Toyota’s unveiling of its e-Palette service at CES 2018 definitely shows that this view of the future is already under development. Its vision has driverless experience pods affixed on a battery-powered vehicle palette. A fleet of palettes may have a mobile hotel pod in the morning and that same fleet then has an Italian restaurant pod added to it in the evening.

And an Intel and Warner Brothers’ Batman ride experience at CES this year depicted  a world where your ride is an immersive movie theater on wheels. Intel displayed a prototype of a ride experience where backseat passengers were viewing a set of Batman movie clips on a floor to ceiling screen in the backseat and projected onto the windows. When you don’t care about looking outside, why not use all the surface area of the vehicle for an engaging viewing experience?

Toyota launches its e-Palette Concept Vehicles at CES 2018

6. The self-driving cars are here

By 2026, autonomous vehicles (AV) will be here. But,not the way you think.

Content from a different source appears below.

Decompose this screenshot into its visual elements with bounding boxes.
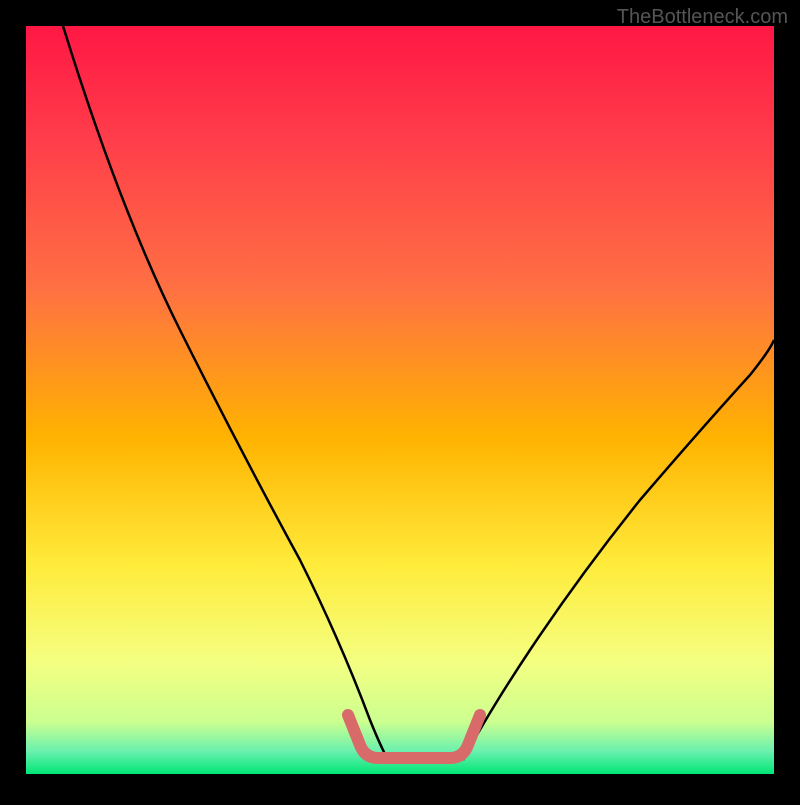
chart-background-gradient <box>26 26 774 774</box>
watermark-text: TheBottleneck.com <box>617 6 788 29</box>
chart-area <box>0 0 800 800</box>
chart-svg <box>0 0 800 800</box>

The heaviest use of AVs won't be in the cities you’d expect. And not in vehicles you imagine. They won’t be powered by players you’re used to — perhaps not even on roads or routes you’re familiar with.

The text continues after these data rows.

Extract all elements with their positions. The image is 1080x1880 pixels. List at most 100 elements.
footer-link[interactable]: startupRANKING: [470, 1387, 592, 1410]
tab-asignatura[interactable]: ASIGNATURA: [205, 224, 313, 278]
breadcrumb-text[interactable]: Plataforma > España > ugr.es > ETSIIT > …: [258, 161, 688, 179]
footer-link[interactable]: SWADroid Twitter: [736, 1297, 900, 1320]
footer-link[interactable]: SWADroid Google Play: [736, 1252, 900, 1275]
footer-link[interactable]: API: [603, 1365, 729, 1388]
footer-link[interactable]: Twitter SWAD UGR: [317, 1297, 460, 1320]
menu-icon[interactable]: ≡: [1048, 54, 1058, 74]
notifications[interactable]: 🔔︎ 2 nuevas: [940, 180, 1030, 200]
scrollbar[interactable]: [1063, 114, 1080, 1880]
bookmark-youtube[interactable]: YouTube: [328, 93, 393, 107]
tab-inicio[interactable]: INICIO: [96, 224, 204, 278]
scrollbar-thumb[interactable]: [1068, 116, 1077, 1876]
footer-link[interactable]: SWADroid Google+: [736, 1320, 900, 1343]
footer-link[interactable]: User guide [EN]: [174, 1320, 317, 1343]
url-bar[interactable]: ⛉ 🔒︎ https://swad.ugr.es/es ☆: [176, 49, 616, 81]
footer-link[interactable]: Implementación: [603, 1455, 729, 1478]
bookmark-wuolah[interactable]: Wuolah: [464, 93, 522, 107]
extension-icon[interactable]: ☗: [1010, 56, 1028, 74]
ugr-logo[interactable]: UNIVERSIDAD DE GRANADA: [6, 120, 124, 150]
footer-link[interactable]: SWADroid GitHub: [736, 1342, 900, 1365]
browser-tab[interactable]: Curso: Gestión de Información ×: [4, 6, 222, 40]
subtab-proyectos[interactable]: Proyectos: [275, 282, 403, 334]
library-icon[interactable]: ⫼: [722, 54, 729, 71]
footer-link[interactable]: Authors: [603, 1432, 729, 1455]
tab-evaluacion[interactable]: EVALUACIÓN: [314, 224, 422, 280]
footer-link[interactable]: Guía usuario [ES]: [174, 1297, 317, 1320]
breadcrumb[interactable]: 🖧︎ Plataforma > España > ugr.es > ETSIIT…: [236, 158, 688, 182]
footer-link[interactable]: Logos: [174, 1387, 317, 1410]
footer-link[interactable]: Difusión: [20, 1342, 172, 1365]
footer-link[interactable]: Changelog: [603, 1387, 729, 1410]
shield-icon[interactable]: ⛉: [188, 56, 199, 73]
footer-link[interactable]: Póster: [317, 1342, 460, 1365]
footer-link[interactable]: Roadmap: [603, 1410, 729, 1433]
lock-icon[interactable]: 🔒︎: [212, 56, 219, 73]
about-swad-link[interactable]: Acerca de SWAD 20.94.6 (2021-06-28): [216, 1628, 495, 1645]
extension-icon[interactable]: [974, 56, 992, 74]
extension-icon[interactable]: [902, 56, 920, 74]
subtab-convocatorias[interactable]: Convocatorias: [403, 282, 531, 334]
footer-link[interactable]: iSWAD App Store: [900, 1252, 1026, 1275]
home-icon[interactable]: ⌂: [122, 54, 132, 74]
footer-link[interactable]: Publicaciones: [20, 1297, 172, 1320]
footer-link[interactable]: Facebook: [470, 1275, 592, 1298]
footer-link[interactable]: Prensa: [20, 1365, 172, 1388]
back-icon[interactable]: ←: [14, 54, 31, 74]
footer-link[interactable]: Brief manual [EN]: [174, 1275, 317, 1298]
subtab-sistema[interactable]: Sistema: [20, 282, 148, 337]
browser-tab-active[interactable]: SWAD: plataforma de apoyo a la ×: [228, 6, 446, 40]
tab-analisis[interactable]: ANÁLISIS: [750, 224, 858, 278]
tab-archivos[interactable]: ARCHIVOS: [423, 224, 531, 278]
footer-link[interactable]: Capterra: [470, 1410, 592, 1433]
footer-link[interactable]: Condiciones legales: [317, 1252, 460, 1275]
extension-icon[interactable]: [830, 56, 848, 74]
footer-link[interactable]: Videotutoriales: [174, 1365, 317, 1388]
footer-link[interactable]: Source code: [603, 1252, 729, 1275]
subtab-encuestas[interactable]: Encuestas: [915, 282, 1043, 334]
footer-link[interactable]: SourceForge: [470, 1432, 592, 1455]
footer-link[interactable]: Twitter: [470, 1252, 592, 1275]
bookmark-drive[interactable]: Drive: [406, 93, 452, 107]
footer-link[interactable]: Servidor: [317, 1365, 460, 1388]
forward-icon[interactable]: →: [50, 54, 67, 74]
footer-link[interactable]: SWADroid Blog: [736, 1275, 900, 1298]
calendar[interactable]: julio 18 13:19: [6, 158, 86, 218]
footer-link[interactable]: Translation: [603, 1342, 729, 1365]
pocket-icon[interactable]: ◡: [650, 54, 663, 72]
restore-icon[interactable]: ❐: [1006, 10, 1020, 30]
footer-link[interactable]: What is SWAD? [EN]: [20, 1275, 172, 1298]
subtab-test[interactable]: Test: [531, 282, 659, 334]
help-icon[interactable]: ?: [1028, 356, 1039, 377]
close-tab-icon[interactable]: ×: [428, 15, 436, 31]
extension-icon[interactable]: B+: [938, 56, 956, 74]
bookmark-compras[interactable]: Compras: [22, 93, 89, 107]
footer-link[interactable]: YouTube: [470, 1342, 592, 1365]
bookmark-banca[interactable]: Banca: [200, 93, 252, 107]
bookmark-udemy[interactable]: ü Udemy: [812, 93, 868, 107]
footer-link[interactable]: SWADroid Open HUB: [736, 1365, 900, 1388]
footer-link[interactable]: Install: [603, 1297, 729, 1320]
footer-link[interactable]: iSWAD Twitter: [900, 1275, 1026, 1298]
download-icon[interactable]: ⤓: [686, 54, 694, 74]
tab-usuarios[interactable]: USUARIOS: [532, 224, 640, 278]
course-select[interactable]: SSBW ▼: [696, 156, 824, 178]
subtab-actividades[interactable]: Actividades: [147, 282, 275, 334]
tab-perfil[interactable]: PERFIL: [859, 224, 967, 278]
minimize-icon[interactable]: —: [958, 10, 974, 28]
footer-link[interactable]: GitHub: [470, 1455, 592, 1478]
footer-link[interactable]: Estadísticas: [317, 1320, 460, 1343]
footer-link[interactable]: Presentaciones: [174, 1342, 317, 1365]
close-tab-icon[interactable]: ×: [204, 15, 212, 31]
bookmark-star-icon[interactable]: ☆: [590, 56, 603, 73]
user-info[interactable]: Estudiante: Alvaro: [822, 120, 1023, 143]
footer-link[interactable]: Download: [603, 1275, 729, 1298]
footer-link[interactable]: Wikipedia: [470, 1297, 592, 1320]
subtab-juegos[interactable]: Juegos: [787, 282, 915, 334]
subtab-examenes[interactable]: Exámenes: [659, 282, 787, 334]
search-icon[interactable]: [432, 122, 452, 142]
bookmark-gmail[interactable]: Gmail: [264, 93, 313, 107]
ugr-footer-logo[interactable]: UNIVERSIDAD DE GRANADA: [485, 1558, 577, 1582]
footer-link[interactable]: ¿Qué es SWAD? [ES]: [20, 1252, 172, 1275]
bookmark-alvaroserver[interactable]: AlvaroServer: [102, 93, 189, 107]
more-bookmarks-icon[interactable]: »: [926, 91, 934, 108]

Smaller but growing U.S. cities (Phoenix and Las Vegas), international city-states (Singapore and Dubai) and retirement communities will pave the way for heavy AV usage. Most of the vehicles will look more like shuttle buses or rectangular blocks than today’s sleek and aerodynamic sedans.

Today's top car manufacturers will play a role. But chip manufacturers (Intel and NVIDIA), car parts manufacturers (Bosch and Aptiv), and tech giants (Alphabet, Amazon and Apple) may be lead partners or even primary players with AVs.

Why must AVs only operate on current roads? Today’s highway system is partitioned for high-speed vehicles, not horses or cyclists. Imagine partitioned lanes and underground roads as some of tomorrow’s thoroughfares for AVs.

hyperloop system

7. Multi-dimensional travel

Sorry, science fiction fans — I mean up and down the vertical axis, not into an alternate universe.

With 68 percent of people living in cities in 2050, efficiently moving people in and out of cities requires all available dimensions. Vertical Take Off and Landing vehicles (think bigger helicopters) will move people by the dozens to and from major commuting spots.

Above-ground pipelines acting like pneumatic tubes will zip pods of people at 600-plus miles per hour. And underground expressways will transport vehicles at 250 miles per hour like a superfast maglev train.

So, drop your car keys. Get in the backseat. The future of mobility is just getting good.